IPK Turun, Presiden Diminta Lebih Kencang
Indeks Persepsi Korupsi 2007

IPK Turun, Presiden Diminta Lebih Kencang

Faktor pemimpin menjadi kunci keberhasilan pemberantasan korupsi, bukan semata-mata dibebankan pada KPK atau Kejaksaan. Presiden diminta lebih serius bertindak.

Oleh:
Ali
Bacaan 2 Menit
IPK Turun, Presiden Diminta Lebih Kencang
Hukumonline

Seperti biasa, setiap tahun Transparency International (TI) mengeluarkan Indeks Persepsi Korupsi (IPK) di beberapa Negara. Tahun 2007 ini, Indonesia mengalami penurunan sebesar 0,1 dari

IPK 2,4 tahun lalu
menjadi 2,3. Meski bukan penurunan yang signifikan, "Survey ini membuktikan masyarakat belum puas dengan penegakan hukum selama ini," ujar Ketua Dewan Pengurus TI Indonesia Todung Mulya Lubis dalam diskusi pemaparan IPK di Jakarta, Rabu (26/9).

Namun, perwakilan lembaga penegak hukum yang hadir membantah anggapan itu. Ketua Komisi Pemberantasan Korupsi (KPK) Taufiqurrahman Ruki mengatakan, lembaga yang dipimpinnya sudah bekerja cukup maksimal meski secara pribadi ia belum cukup puas. Menurutnya, ekspektasi masyarakat yang terlalu tinggi lah yang menyebabkan KPK selalu "disalahkan" setiap ada IPK semacam ini.

Ruki mengatakan keberhasilan pemberantasan korupsi tak melulu dibebankan kepada lembaga semacam KPK atau Kejaksaan. "Presiden juga harus lebih kencang," ujarnya. Ia membandingkan di beberapa Negara pemimpin yang baiklah yang bisa mendukung keberhasilan tersebut. "Lee Kuan Yew di Singapura," contohnya.

IPK Indonesia 2003-2007

Tahun

2003

2004

2005

2006

2007

IPK

1,9

2,0

2,2

2,4

2,3

Sumber: Transparency International Indonesia

Todung berpendapat senada. Ia menghimbau Presiden Susilo Bambang Yudhoyono untuk mengambil alih gerakan pemberantasan korupsi. Presiden harus turun langsung melakukan pengawasan agar instruksinya dijalankan. "Baru kemudian memobilisir dukungan lembaga lain, seperti Mahkamah Agung," jelasnya.
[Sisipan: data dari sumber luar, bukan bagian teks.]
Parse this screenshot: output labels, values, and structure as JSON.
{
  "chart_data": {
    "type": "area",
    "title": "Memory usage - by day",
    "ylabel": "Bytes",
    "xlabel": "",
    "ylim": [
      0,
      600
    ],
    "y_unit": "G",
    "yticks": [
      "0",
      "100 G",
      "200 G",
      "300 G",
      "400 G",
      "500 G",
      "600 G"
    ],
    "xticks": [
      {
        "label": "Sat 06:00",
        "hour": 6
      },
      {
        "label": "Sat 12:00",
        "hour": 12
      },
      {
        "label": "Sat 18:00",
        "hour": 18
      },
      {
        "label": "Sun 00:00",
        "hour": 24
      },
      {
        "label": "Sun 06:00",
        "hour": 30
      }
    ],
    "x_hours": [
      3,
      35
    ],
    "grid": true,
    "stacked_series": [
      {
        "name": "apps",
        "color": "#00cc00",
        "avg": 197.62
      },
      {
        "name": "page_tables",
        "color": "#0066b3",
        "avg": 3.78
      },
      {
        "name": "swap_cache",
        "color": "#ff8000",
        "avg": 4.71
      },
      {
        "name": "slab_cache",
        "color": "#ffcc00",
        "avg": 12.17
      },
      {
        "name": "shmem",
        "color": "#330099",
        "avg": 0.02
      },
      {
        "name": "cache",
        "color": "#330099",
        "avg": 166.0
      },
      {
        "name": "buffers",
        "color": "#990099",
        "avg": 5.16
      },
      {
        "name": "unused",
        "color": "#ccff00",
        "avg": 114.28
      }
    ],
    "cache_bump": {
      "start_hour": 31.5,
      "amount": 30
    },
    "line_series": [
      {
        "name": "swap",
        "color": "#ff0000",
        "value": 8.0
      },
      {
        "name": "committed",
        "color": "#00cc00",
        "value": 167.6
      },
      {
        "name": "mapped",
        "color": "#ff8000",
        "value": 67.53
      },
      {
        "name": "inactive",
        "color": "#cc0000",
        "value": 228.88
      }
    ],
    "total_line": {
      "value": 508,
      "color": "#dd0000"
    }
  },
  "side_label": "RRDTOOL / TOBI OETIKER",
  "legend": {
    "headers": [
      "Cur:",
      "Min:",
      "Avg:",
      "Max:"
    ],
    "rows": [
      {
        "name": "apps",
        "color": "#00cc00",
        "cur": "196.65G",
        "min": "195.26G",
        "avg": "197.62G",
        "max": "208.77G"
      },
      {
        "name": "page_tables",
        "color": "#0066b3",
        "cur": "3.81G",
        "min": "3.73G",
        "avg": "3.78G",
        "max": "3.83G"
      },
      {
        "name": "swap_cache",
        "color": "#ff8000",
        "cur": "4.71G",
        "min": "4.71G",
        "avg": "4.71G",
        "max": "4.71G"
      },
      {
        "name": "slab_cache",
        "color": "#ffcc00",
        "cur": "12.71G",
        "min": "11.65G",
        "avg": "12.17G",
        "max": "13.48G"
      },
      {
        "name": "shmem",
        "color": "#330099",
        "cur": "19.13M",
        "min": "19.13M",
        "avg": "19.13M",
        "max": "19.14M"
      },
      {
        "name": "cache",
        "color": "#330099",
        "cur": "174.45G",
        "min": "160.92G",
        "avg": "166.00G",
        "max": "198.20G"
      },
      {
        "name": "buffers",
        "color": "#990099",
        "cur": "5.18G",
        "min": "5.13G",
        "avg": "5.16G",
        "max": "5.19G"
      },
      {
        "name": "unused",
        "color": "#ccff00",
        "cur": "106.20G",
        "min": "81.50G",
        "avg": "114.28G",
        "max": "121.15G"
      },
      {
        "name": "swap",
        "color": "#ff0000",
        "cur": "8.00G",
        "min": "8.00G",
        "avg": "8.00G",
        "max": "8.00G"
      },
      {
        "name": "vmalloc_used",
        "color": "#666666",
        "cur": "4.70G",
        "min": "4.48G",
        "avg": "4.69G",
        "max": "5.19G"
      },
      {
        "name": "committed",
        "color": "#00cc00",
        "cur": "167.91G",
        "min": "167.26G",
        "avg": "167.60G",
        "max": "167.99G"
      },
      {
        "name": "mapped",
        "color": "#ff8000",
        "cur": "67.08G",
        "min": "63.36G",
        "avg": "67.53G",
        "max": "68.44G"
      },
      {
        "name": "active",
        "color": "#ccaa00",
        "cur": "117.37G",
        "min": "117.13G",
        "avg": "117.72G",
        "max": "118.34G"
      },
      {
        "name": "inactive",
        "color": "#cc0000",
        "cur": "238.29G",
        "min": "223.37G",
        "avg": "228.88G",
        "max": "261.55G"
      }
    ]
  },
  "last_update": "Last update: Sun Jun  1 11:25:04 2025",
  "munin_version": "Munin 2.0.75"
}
Sebagai catatan mayoritas responden yang disurvey oleh TI Indonesia adalah pengusaha, sepertinya kurang seru bila pengusaha tak ikut angkat bicara. Salah seorang pengusaha yang tergabung dalam APINDO (Asosiasi Pengusaha Indonesia), Anton Supit menyoroti masalah keteladanan.

Anton menjelaskan Indonesia tak hanya butuh sekedar pemimpin tetapi keteladanan dalam pemimpin itu sendiri. Ia mencontohkan Bung Hatta yang memberangkatkan istrinya naik haji dengan biaya pribadi. "Orang seperti itu yang susah dicari," ujarnya.

Tetapi memilih figur teladan juga harus dilakukan dengan hati-hati. Anggota Fraksi PKS DPR RI Suryama M Sastra mengatakan promosi keteladanan harus terhadap orang yang sudah almarhum. "Kemungkinan orang yang masih hidup untuk berbelok di tingkungan akhir masih sangat mungkin terjadi," ujarnya.

Masih ingat dengan mantan auditor Badan Pemeriksa Keuangan (BPK) Khairiansyah Salman. Sosok anti KKN yang sempat disematkan integrity award oleh TI ini karena

menolak disuap oleh anggota KPU Mulyana W Kusumah, akhirnya terpaksa mengembalikan penghargaan tersebut. Pasalnya, nama Khairiansyah terseret kasus korupsi Dana Abadi Umat (DAU).

Berpengaruh pada investasi

Walaupun survey ini hanya semacam persepsi, Menurut Ketua APINDO Sofjan Wanandi akan berpengaruh terhadap investasi. "Pengaruhnya sangat besar," ujarnya. Ia menjelaskan investor dari Negara lain sangat takut dengan suap menyuap, namun di Indonesia investor tersebut "harus" melakukan hal tersebut.

"Pengalaman kita sehari-hari, kenyataan ini (suap menyuap, red) betul kita alami," jelas Sofjan. Apalagi, lanjutnya, dengan system otonomi daerah yang menimbulkan raja-raja kecil. Ia mengungkapkan bila pada zaman orde baru hanya perlu mendekati Soeharto saja, kini harus mendekati pemerintah, DPR, Pemda. "Itu yang harus kita layani," ujarnya.